Contorting his mouth into a sideways grimace, Gogol picked up a pryanik and said “Ugh.” Then he said it again: “Ugh.” He put down the biscuit and wiped his hands on his trousers. He adopted an accusatory tone of voice.

–No, young lady, what you’re selling is not biscuits. What you’re selling is soap.

The appreciative audience of one began laughing.

–How do you mean, ‘soap,’ my dear sir (asked the straight woman huckster)?

–Soap, soap, indeed soap you’re selling, and nothing else on earth but soap.

–No, sir, these are fine pryaniki, baked only this morning, and you see—

Gogol interrupted, continuing on with the same stern tone of voice.

–No no no. Don’t try to tell me otherwise, young lady. What we have here is soap, soap soap, and not the best quality soap at that. How dare you sell soap and sponge it off on people as spice biscuits? I have known innocent people who’ve bought your soap, yes indeed. Some of them are my dear friends, and I have seen the soap bubbles on their lips, as they choke and gasp, young lady!


And so on.



There is a famous story, told by all Gogol’s biographers, about his obsession with food. In March, 1839, Pogodin and his wife arrived in Rome for a visit and Gogol proudly showed them the sights of his beloved city. At two p.m. he took them to a restaurant near the Piazza di Spagna but refused all food, saying that his stomach troubles were out of hand and he could eat only lightly. Knowing that Gogol dined every evening at the trattoria Falcone, Pogodin and a few others hid out in the back room of that restaurant to spy on him.

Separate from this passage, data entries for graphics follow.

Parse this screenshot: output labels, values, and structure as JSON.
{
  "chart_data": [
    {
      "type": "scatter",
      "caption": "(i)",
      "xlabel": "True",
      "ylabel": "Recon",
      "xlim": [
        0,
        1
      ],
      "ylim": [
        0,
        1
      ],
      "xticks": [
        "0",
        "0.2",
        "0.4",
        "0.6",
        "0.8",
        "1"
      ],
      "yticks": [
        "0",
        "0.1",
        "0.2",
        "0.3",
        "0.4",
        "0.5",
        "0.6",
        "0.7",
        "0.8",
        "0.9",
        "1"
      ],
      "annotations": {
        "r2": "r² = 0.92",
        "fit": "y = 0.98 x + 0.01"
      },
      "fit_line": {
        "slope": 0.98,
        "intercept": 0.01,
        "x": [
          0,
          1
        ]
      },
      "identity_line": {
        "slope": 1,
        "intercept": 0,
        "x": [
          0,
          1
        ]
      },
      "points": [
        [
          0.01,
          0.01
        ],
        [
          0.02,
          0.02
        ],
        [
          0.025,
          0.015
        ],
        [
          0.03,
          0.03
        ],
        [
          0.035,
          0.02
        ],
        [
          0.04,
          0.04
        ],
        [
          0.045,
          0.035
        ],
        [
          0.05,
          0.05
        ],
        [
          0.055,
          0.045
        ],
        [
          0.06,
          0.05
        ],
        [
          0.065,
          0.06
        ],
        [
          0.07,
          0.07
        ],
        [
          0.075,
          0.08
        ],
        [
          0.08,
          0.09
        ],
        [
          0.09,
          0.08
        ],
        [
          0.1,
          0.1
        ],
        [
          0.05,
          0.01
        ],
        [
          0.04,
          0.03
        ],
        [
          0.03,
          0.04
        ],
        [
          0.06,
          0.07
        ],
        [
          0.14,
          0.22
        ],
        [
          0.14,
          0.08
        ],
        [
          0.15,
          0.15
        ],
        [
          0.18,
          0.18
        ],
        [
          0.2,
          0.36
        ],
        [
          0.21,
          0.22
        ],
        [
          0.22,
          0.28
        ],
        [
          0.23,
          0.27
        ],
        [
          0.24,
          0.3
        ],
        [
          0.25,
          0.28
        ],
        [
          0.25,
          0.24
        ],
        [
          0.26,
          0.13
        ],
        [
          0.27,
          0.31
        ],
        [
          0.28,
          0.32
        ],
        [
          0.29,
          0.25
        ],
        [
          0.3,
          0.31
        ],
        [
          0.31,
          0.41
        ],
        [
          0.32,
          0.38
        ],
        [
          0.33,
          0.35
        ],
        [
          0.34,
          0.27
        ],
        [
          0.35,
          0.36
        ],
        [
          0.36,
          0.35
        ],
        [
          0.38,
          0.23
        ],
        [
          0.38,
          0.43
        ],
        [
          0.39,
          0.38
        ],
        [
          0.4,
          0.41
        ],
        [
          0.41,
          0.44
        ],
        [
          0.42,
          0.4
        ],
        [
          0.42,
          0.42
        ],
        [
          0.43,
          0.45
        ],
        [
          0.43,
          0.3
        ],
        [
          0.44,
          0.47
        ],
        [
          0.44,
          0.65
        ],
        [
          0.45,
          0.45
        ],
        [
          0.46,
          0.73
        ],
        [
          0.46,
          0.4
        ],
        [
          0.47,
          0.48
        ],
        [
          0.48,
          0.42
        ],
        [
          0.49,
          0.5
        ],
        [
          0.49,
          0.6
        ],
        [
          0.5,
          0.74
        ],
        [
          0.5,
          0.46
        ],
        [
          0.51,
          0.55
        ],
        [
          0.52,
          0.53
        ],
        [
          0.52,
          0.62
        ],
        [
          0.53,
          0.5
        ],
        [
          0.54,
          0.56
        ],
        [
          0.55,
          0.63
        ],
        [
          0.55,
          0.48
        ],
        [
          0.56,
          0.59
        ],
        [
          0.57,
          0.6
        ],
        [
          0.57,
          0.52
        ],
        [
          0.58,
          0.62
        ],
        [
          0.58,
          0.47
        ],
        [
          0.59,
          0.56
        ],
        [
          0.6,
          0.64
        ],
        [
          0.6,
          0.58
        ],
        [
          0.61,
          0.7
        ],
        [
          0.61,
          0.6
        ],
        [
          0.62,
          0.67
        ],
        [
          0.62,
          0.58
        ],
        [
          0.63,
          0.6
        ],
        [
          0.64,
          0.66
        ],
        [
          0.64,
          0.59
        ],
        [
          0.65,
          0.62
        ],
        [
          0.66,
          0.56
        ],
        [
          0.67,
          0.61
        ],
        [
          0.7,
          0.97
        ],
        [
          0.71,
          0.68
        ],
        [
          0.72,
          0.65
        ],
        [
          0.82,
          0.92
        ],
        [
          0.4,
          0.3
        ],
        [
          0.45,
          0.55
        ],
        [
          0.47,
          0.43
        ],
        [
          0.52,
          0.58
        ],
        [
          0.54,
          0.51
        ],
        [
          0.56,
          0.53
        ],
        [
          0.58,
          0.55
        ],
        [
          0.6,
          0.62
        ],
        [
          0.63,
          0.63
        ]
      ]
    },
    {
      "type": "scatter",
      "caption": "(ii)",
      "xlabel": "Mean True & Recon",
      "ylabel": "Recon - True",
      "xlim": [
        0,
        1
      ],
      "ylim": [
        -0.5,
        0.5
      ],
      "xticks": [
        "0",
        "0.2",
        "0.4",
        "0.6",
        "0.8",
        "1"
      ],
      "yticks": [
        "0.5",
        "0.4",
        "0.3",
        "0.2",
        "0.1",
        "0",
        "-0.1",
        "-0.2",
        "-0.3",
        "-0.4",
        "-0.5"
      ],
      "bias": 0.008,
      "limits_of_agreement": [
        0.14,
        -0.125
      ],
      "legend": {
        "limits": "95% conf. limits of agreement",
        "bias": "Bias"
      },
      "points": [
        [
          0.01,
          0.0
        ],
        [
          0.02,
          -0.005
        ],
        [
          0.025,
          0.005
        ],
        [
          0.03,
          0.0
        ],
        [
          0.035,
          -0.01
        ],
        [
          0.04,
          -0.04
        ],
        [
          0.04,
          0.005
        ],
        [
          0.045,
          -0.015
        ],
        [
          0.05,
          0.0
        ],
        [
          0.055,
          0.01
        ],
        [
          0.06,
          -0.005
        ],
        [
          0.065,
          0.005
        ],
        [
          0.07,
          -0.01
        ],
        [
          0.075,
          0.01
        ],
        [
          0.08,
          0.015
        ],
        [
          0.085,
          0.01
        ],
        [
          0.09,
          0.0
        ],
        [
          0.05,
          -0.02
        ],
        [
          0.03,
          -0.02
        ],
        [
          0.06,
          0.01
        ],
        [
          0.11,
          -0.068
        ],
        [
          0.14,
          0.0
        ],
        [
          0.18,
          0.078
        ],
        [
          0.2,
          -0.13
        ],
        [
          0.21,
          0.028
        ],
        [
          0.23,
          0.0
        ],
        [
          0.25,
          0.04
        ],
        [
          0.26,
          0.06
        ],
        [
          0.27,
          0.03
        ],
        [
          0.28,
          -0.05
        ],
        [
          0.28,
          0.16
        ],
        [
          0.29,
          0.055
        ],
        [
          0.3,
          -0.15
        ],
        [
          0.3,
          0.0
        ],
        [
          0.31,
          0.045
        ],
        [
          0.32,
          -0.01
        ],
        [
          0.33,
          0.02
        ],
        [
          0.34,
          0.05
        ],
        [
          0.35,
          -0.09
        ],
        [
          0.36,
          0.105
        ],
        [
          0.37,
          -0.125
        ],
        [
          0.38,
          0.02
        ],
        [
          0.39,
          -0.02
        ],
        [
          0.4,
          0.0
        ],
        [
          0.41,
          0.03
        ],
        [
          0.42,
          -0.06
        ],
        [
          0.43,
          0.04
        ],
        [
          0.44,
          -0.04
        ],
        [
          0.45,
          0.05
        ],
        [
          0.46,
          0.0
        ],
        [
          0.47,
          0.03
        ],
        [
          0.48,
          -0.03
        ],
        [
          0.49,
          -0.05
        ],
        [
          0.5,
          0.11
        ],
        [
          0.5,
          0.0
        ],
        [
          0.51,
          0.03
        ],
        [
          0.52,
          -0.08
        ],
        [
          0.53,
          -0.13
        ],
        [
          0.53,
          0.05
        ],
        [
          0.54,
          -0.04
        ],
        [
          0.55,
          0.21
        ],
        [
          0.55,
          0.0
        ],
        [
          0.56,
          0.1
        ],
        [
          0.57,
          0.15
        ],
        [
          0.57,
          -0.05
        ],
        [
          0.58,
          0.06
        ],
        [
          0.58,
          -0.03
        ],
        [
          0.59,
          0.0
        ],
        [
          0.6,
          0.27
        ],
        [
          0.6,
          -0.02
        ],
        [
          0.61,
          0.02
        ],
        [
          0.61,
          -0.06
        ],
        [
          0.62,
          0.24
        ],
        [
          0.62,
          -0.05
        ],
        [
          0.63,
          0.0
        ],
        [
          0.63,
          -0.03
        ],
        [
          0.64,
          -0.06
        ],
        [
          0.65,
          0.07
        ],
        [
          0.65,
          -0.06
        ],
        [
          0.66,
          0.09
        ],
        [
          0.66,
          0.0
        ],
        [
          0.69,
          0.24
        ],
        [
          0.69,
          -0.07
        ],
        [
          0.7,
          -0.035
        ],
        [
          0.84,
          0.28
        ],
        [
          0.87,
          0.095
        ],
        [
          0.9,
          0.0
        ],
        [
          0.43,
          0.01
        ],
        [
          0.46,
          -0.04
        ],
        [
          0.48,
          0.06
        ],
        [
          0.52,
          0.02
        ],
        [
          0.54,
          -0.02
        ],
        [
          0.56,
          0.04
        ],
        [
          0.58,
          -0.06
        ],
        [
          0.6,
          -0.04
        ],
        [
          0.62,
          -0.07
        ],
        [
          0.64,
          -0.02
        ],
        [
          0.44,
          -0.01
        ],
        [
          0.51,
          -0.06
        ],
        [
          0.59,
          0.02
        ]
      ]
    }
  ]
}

“He ordered macaroni, cheese, butter, vinegar, sugar, mustard, ravioli, and broccoli. The waiters went running all over the place, fetching this and that. His face all aglow, Gogol took the dishes from the waiters’ hands and ordered still more. Now before him stood green salads piled high, flagons filled with pale liquids. There was agrodolce, spinach and ricotta ravioli, melezane impanata, pesto chicken wings, zuppe di’ fosou, frittura mista. An enormous plate of spaghetti was set before him, and thick steam arose from it when they removed the lid. Gogol tossed a lump of butter onto the pasta, liberally powdered it with cheese, assumed the pose of a priest about to offer a sacrifice, seized a knife and dug in. That’s when we flung open the door and rushed in, laughing. ‘Ah-ha, so your appetite’s gone and your stomach’s all upset?’”


Food was one of his few extravagances. Gogol lived frugally in Italy, but inevitably he would run low on money. After resigning his teaching position at St. Petersburg University in 1835, he did not have a paying job for the rest of his life. He was a freelance writer, but he never made enough from his published works to support himself, let alone help out his mother and sisters, who were in constant financial straits back in the Ukraine.